A Gamma Knife procedure typically goes as follows:
- A lightweight frame is attached to the patient’s head.
- Local anesthesia is used before the frame is secured in place.
- The patient then has an MRI imaging study and for some patients, a CT scan as well.
- Data from the imaging study is transferred into the treatment planning computer.
- The treatment team uses advanced software to determine the treatment plan.
- When the individual treatment plan is completed, the patient is placed on the Gamma Knife couch and precisely positioned.

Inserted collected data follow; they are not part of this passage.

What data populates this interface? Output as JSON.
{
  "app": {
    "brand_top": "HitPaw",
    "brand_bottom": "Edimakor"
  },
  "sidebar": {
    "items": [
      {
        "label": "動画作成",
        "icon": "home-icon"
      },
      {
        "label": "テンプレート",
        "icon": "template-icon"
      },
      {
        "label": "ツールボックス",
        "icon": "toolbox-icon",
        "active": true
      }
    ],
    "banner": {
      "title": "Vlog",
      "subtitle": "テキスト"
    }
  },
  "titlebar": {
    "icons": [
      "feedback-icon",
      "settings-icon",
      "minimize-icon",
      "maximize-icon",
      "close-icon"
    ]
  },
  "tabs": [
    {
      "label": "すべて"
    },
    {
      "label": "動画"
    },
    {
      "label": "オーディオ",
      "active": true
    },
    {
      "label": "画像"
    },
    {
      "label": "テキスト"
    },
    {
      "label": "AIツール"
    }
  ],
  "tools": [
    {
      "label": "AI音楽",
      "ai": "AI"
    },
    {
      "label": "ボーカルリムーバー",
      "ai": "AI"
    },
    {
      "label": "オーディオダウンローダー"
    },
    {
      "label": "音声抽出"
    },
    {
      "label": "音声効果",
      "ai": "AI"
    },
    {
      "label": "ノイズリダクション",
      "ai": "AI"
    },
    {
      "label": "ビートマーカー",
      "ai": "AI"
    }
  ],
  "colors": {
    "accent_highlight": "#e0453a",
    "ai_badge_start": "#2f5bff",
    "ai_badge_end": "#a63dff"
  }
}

- The patient is then moved automatically, head first into the machine, and treatment begins.
- Actual treatment time varies based on the condition being treated and its location. However, the procedure typically lasts from 15 minutes to an hour or more, during which time the patient feels nothing.
- Following treatment, the patient is automatically moved out of the machine, and the head frame is removed.
Gamma Knife treatment is an outpatient procedure. The patient will be observed for a period of time and discharged home. Patients will not have a great amount of pain from the procedure. Over the counter medications such as Tylenol or Motrin will alleviate any discomfort.
The physicians will want to see patients in their office approximately six weeks after Gamma Knife radiosurgery. MRI usually will be repeated several months after the procedure, with the exact timing dependent on the patient’s diagnosis.